Received: September 22, 2004
Accepted after revision: June 20, 2005
Published online: $ $ $


Lyme Disease: The Quest for Magic
Bullets

Raphael B. Strickera Andrew Lautinb Joseph J. Burrascanoc

a California Pacific Medical Center, San Francisco, Calif. , b New York University School of Medicine,
New York , and c East End Medical Associates, East Hampton, N.Y. , USA

Key Words

Anaplasma Babesia Bartonella Borrelia
Coinfections Ehrlichia Lyme disease

Abstract

Lyme disease represents a growing public health threat. Recent molecular and genetic studies have confirmed that Borrelia burgdorferi, the spirochetal agent of Lyme disease, is one of the most complex bacteria known to man. Affinity for multiple cell types and the presence of non-replicating forms of B. burgdorferi have contributed to persistent infection and failure of simple antibiotic regimens. The controversial clinical science of Lyme disease has impeded reliable diagnosis and effective treatment of this protean illness. Two major clinical hurdles are the absence of a therapeutic endpoint in treating Lyme disease and the presence of tick-borne coinfections that may complicate the course of the illness. New strategies for the diagnosis, treatment and prevention of Lyme disease are urgently needed.

Introduction

Virtually from the moment of its discovery in 1975, Lyme disease has been a controversial illness [1, 2] . The controversy is grounded in the murky nature of the disease, from its protean manifestations to its inconsistent diagnostic parameters to its uncertain treatment.

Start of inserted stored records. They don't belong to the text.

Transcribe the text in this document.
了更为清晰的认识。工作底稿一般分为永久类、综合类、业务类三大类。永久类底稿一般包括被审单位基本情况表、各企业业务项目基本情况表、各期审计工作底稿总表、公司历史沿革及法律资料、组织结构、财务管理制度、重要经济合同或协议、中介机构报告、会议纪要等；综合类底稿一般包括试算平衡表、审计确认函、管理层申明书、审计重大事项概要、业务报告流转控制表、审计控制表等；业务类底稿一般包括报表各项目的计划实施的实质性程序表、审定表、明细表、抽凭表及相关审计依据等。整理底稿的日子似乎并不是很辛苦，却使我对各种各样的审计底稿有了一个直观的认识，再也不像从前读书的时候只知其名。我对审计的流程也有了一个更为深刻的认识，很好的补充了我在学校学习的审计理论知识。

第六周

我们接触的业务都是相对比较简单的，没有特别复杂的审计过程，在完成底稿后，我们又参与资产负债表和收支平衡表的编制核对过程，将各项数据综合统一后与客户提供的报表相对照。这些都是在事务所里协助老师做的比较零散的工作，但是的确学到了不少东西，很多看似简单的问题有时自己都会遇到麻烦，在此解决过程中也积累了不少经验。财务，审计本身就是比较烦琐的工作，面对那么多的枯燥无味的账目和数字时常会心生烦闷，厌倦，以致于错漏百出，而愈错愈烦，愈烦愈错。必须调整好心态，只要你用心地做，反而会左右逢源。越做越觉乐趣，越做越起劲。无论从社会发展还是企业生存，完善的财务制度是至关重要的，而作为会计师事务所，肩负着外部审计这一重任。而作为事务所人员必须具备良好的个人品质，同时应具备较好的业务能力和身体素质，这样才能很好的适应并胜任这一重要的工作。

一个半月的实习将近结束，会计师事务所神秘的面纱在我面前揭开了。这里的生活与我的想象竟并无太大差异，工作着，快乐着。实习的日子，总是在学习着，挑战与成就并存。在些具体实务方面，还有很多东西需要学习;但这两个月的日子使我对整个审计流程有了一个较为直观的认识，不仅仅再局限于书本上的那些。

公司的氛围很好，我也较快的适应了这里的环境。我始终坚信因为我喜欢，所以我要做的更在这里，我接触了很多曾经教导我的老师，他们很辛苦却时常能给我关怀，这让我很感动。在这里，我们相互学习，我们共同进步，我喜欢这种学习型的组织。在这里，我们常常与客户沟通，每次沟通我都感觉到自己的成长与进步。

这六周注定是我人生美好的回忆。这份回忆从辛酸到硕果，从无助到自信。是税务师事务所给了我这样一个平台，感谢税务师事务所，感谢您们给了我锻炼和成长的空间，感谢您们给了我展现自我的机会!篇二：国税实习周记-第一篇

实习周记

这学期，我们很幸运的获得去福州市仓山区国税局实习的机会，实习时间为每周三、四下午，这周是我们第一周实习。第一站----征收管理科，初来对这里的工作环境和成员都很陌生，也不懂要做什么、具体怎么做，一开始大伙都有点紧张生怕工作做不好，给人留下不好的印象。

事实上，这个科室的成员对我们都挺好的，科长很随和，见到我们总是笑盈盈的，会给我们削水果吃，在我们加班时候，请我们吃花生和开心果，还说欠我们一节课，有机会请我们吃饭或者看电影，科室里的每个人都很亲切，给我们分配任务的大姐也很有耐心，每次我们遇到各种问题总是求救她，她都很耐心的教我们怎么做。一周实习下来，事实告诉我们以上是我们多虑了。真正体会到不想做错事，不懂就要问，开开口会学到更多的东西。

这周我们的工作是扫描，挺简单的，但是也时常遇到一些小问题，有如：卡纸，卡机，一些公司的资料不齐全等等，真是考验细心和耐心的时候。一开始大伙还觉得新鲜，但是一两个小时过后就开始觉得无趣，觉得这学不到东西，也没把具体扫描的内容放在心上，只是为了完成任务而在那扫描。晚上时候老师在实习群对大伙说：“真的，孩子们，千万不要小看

As a result of these scientific inconsistencies, Lyme disease has become one of the most politically charged diseases in history, rivalling syphilis (always the `other country's venereal disease') and AIDS (the `scourge of alternative life-styles'). The political battle over Lyme disease features
two polarized medical camps: the dominant camp adheres to the philosophy that the disease is `hard to catch and easy to cure', and that chronic infection with Borrelia burgdorferi, the spirochetal agent of Lyme disease, is extremely rare or nonexistent. The opposing camp views Lyme disease as an underreported and growing menace that often fails to respond to standard antibiotic therapy, resulting in a chronic debilitating infection that requires prolonged antibiotic treatment [3, 4]. This festering controversy has resulted in systematic denial of treatment for patients with chronic Lyme disease and prosecution of healthcare providers who treat these patients, and over the past decade the `Lyme Wars' have become progressively more acrimonious.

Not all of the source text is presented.